Mais, la réhabilitation de la décharge ne s’arrête pas là.  Sur la zone A, après les travaux préalables (remodelage du massif, pose du dispositif d’étanchéité, les couches minérales et la couche végétalisable), les travaux de confinement ont consisté à la création de 80 puits de captage de biogaz et mixte, du bassin lixiviat, des réseaux de connexion des têtes de puits et la voie technique. Tout ce travail a permis la végétalisation de la zone, la création d’une passerelle métallique surélevée pour randonnée de 700m, la pose des agrès de sport et l’aménagement d’une piste de jogging.

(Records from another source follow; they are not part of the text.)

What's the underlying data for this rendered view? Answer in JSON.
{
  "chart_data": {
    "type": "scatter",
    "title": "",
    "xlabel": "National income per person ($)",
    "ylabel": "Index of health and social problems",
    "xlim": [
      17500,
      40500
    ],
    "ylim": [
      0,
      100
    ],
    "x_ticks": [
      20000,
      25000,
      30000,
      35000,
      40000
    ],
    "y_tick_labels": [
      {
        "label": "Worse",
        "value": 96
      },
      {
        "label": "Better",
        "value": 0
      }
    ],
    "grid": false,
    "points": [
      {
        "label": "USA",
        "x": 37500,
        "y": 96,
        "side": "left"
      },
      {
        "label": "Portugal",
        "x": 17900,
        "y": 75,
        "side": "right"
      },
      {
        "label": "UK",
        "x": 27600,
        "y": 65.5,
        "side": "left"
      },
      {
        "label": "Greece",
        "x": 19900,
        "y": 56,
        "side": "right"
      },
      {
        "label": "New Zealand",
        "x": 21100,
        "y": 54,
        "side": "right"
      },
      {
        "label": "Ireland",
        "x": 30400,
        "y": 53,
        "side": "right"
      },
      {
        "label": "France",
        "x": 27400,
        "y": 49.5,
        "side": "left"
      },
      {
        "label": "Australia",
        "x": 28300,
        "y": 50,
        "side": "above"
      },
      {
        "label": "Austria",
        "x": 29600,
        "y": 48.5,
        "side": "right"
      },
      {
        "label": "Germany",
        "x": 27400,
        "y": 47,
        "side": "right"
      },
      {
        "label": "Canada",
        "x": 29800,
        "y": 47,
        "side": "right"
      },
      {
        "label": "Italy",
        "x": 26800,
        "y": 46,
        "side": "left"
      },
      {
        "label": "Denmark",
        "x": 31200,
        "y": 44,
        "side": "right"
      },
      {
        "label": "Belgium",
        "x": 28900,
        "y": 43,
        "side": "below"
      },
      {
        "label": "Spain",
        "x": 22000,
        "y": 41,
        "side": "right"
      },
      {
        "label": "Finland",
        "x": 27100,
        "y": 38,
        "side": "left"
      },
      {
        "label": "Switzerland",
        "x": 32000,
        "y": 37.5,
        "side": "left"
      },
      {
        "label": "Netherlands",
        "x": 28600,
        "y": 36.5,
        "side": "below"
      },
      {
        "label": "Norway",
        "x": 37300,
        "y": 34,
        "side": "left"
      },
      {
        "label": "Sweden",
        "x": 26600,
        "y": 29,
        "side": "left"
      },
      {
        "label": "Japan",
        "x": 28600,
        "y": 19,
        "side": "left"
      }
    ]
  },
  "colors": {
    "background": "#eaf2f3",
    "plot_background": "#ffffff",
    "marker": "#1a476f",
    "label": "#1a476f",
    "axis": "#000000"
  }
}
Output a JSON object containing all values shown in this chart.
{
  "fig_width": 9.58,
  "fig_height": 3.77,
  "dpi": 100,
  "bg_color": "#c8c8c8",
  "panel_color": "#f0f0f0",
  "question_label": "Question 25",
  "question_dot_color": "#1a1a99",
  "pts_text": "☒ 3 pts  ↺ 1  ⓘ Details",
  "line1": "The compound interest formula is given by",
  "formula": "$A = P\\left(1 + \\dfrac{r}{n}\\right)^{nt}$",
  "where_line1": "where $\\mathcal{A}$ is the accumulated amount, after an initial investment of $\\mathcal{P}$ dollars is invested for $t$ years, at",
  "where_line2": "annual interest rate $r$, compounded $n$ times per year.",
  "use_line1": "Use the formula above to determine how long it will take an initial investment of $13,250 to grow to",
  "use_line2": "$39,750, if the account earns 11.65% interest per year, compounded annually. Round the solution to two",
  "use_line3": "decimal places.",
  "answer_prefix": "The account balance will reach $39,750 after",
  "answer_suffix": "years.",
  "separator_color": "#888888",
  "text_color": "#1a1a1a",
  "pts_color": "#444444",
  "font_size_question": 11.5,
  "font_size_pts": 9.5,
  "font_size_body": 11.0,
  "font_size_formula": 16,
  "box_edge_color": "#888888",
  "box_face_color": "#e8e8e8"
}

Sur la zone B (26,67 ha), qui est un site de dépôt récent, outre la reprise des travaux effectués sur la zone A, sur cette zone a vu le jour l’usine de cogénération. Le lixiviat et le biogaz captés convergent vers cette usine pour être traités. « Le biogaz est transformé en électricité et le lixiviat nous donne une eau non polluée qu’on rejette dans la lagune », commente M. Yocolly.   Cette eau est rejetée dans la lagune car malgré son traitement, elle a toujours un taux de salinité encore élevé pour être utilisée dans la culture maraichère. L’objectif, ajoute-il, est de faire faire en sorte que l’électricité produit par le biogaz puisse alimenter le parc.
La zone C qui se trouve être la dernière partie du site est la plus récente. Elle a une surface de 24,38 ha. Les travaux sur cette zone concernent essentiellement le remodelage du massif, la création de 78 puits captage de biogaz et mixte, l’ouverture de connexion des têtes de puits, la pose du dispositif étanchéité, les couches minérales, la couche végétalisation, l’enherbement et les voies d’accès. A notre passage, les travaux sur ce dernier site étaient à la phase d’enherbement. 
Selon le cahier de charges, le projet de réhabilitation prend fin le 30 décembre 2024 et le parc urbain sera remis au gouvernement via le ministère de l’Hydraulique, de l’Assainissement et de la Salubrité. Si tout se passe comme prévu, dans quatre mois le district d’Abidjan aura un nouveau parc urbain. L’histoire retiendra aussi que ce parc repose sur des tonnes de déchets enfouis dans le sol.


Dao Maïmouna

Œillères 

Un projet modèle
La transformation de la décharge d’Akouedo en parc urbain est devenue aujourd’hui un modèle en Afrique. Plusieurs pays de la sous-région sont venus s’en inspirer. De même que la Banque mondiale dont une délégation de 75 membres a visité le site lors de la journée de l’environnement. Tous étaient émerveillés et surpris qu’un tel projet soit réalisé en Côte d’Ivoire. 

Une reproduction des différentes végétations 
D’une zone à une autre, l’entreprise chargée de la réalisation du projet a reproduit différentes végétations de la Côte d’Ivoire. Notamment la forêt et la savane arborée et herbeuse.